Enfin, la commission note avec intérêt l’adoption de l’accord gouvernemental no 250-2006, entré en vigueur le 6 juin 2006, qui assure la mise en œuvre de la convention (no 182) sur les pires formes de travail des enfants, 1999, et énumère notamment les travaux qui, par leur nature ou les conditions dans lesquelles ils s’exercent, sont susceptibles de nuire à la santé, à la sécurité ou à la moralité des moins de 18 ans.
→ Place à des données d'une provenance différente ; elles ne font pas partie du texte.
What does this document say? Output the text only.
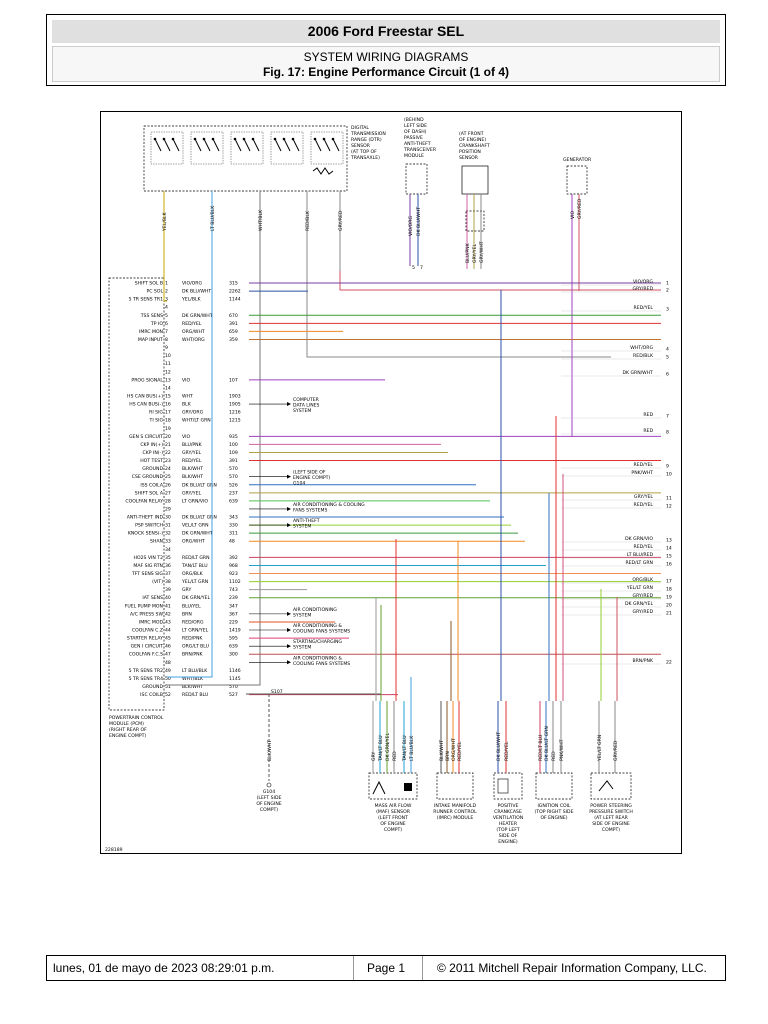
2006 Ford Freestar SEL
SYSTEM WIRING DIAGRAMS
Fig. 17: Engine Performance Circuit (1 of 4)
228189
SHIFT SOL B 1	VIO/ORG	315
PC SOL 2	DK BLU/WHT	2262
5 TR SENS TR1 3	YEL/BLK	1144
4
TSS SENS 5	DK GRN/WHT	670
TP IO 6	RED/YEL	391
IMRC MON 7	ORG/WHT	659
MAP INPUT 8	WHT/ORG	359
9
10
11
12
PROG SIGNAL 13 VIO	107
14
HS CAN BUS(+) 15 WHT	1903
HS CAN BUS(-) 16 BLK	1905
RI SIG 17 GRY/ORG	1216
TI SIG 18 WHT/LT GRN	1215
19
GEN S CIRCUIT 20 VIO	935
CKP IN(+) 21 BLU/PNK	100
CKP IN(-) 22 GRY/YEL	109
HOT TEST 23 RED/YEL	391
GROUND 24 BLK/WHT	570
CSE GROUND 25 BLK/WHT	570
ISS COILA 26 DK BLU/LT GRN	526
SHIFT SOL A 27 GRY/YEL	237
COOLFAN RELAY 28 LT GRN/VIO	639
29
ANTI-THEFT IND 30 DK BLU/LT GRN	343
PSP SWITCH 31 VEL/LT GRN	330
KNOCK SENS(-) 32 DK GRN/WHT	311
SHAN 33 ORG/WHT	48
34
HO2S VIN T2 35 RED/LT GRN	392
MAF SIG RTN 36 TAN/LT BLU	968
TFT SENS SIG 37 ORG/BLK	923
(VIT) 38 YEL/LT GRN	1102
39 GRY	743
IAT SENS 40 DK GRN/YEL	239
FUEL PUMP MON 41 BLU/YEL	347
A/C PRESS SW 42 BRN	367
IMRC MOD 43 RED/ORG	229
COOLFAN C.Z 44 LT GRN/YEL	1419
STARTER RELAY 45 RED/PNK	595
GEN I CIRCUIT 46 ORG/LT BLU	639
COOLFAN F.C.S 47 BRN/PNK	300
48
5 TR SENS TR2 49 LT BLU/BLK	1146
5 TR SENS TR4 50 WHT/BLK	1145
GROUND 51 BLK/WHT	570
ISC COILB 52 RED/LT BLU	527
POWERTRAIN CONTROL
MODULE (PCM)
(RIGHT REAR OF
ENGINE COMPT)
DIGITAL
TRANSMISSION
RANGE (DTR)
SENSOR
(AT TOP OF
TRANSAXLE)
YEL/BLK	LT BLU/BLK	WHT/BLK	RED/BLK	GRY/RED
(BEHIND
LEFT SIDE
OF DASH)
PASSIVE
ANTI-THEFT
TRANSCEIVER
MODULE
VIO/ORG
5
DK BLU/WHT
7
(AT FRONT
OF ENGINE)
CRANKSHAFT
POSITION
SENSOR
BLU/PNK GRY/YEL GRY/WHT
GENERATOR
VIO GRY/RED
COMPUTER
DATA LINES
SYSTEM
(LEFT SIDE OF
ENGINE COMPT)
G104
AIR CONDITIONING & COOLING
FANS SYSTEMS
ANTI-THEFT
SYSTEM
AIR CONDITIONING
SYSTEM
AIR CONDITIONING &
COOLING FANS SYSTEMS
STARTING/CHARGING
SYSTEM
AIR CONDITIONING &
COOLING FANS SYSTEMS
VIO/ORG	1
GRY/RED	2
RED/YEL	3
WHT/ORG	4
RED/BLK	5
DK GRN/WHT	6
RED	7
RED	8
RED/YEL	9
PNK/WHT	10
GRY/YEL	11
RED/YEL	12
DK GRN/VIO	13
RED/YEL	14
LT BLU/RED	15
RED/LT GRN	16
ORG/BLK	17
YEL/LT GRN	18
GRY/RED	19
DK GRN/YEL	20
GRY/RED	21
BRN/PNK	22
S107
BLK/WHT
G104
(LEFT SIDE
OF ENGINE
COMPT)
GRY TAN/LT BLU DK GRN/YEL RED TAN/LT BLU LT BLU/BLK
MASS AIR FLOW
(MAF) SENSOR
(LEFT FRONT
OF ENGINE
COMPT)
BLK/WHT BRN ORG/WHT RED/YEL
INTAKE MANIFOLD
RUNNER CONTROL
(IMRC) MODULE
DK BLU/WHT RED/YEL
POSITIVE
CRANKCASE
VENTILATION
HEATER
(TOP LEFT
SIDE OF
ENGINE)
RED/LT BLU DK BLU/LT GRN RED PNK/WHT
IGNITION COIL
(TOP RIGHT SIDE
OF ENGINE)
YEL/LT GRN GRY/RED
POWER STEERING
PRESSURE SWITCH
(AT LEFT REAR
SIDE OF ENGINE
COMPT)
lunes, 01 de mayo de 2023 08:29:01 p.m.	Page 1	© 2011 Mitchell Repair Information Company, LLC.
Elle note par ailleurs qu’un avis émis le 12 juin 2006 par le service de conseil technique et d’assessorat juridique du ministère du Travail et de la Prévoyance sociale a conclu à la nécessité d’amender cet accord gouvernemental afin d’inclure la pêche dans les travaux dangereux, de telle sorte qu’il soit expressément interdit d’employer des mineurs dans de telles activités. La commission prie le gouvernement de fournir des informations sur les éventuelles mesures prises en vue d’amender l’accord gouvernemental no 250-2006 afin d’inclure la pêche maritime dans la liste des travaux qui, par leur nature ou les conditions dans lesquelles ils s’exercent, sont susceptibles de nuire à la santé, à la sécurité ou à la moralité des moins de 18 ans.
La commission note les informations fournies dans le rapport du gouvernement ainsi que la documentation jointe. Elle souhaiterait de plus amples informations concernant les points suivants.
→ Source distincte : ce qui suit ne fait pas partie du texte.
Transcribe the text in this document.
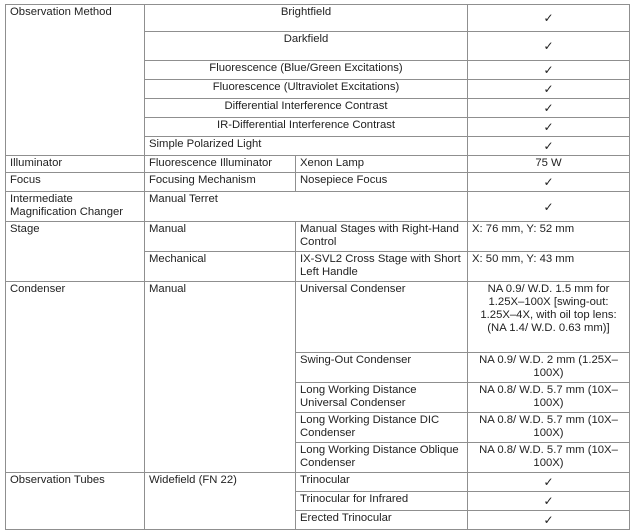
Observation Method	Brightfield		✓
	Darkfield		✓
	Fluorescence (Blue/Green Excitations)		✓
	Fluorescence (Ultraviolet Excitations)		✓
	Differential Interference Contrast		✓
	IR-Differential Interference Contrast		✓
	Simple Polarized Light		✓
Illuminator	Fluorescence Illuminator	Xenon Lamp	75 W
Focus	Focusing Mechanism	Nosepiece Focus	✓
Intermediate Magnification Changer	Manual Terret		✓
Stage	Manual	Manual Stages with Right-Hand Control	X: 76 mm, Y: 52 mm
	Mechanical	IX-SVL2 Cross Stage with Short Left Handle	X: 50 mm, Y: 43 mm
Condenser	Manual	Universal Condenser	NA 0.9/ W.D. 1.5 mm for 1.25X–100X [swing-out: 1.25X–4X, with oil top lens: (NA 1.4/ W.D. 0.63 mm)]
		Swing-Out Condenser	NA 0.9/ W.D. 2 mm (1.25X–100X)
		Long Working Distance Universal Condenser	NA 0.8/ W.D. 5.7 mm (10X–100X)
		Long Working Distance DIC Condenser	NA 0.8/ W.D. 5.7 mm (10X–100X)
		Long Working Distance Oblique Condenser	NA 0.8/ W.D. 5.7 mm (10X–100X)
Observation Tubes	Widefield (FN 22)	Trinocular	✓
		Trinocular for Infrared	✓
		Erected Trinocular	✓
Article 2 de la convention. Certificat médical des pêcheurs. La commission note l’indication du Département maritime du ministère de la Défense nationale selon laquelle il n’existe aucun règlement qui permet de vérifier l’application concrète des dispositions de la convention. Elle note également que, pour cette raison, le ministre de la Défense nationale a adopté la Résolution n° AMN-DM-002-DFTGM-DM-2006-FBA du 7 août 2006, qui prévoit que les commandements et capitaineries des ports de la République doivent exiger la liste des membres de l’équipage de tous les bateaux de pêche ainsi que leurs certificats médicaux, valables une année quel que soit l’âge du pêcheur. La même résolution prévoit en outre que, avant de délivrer l’autorisation de naviguer, les commandements du littoral du Pacifique et des Caraïbes doivent exiger des capitaines et propriétaires de bateaux de pêche battant pavillon national qu’ils fournissent un certificat de la capitainerie du port d’enregistrement qui atteste que les certificats médicaux des membres de l’équipage sont valables.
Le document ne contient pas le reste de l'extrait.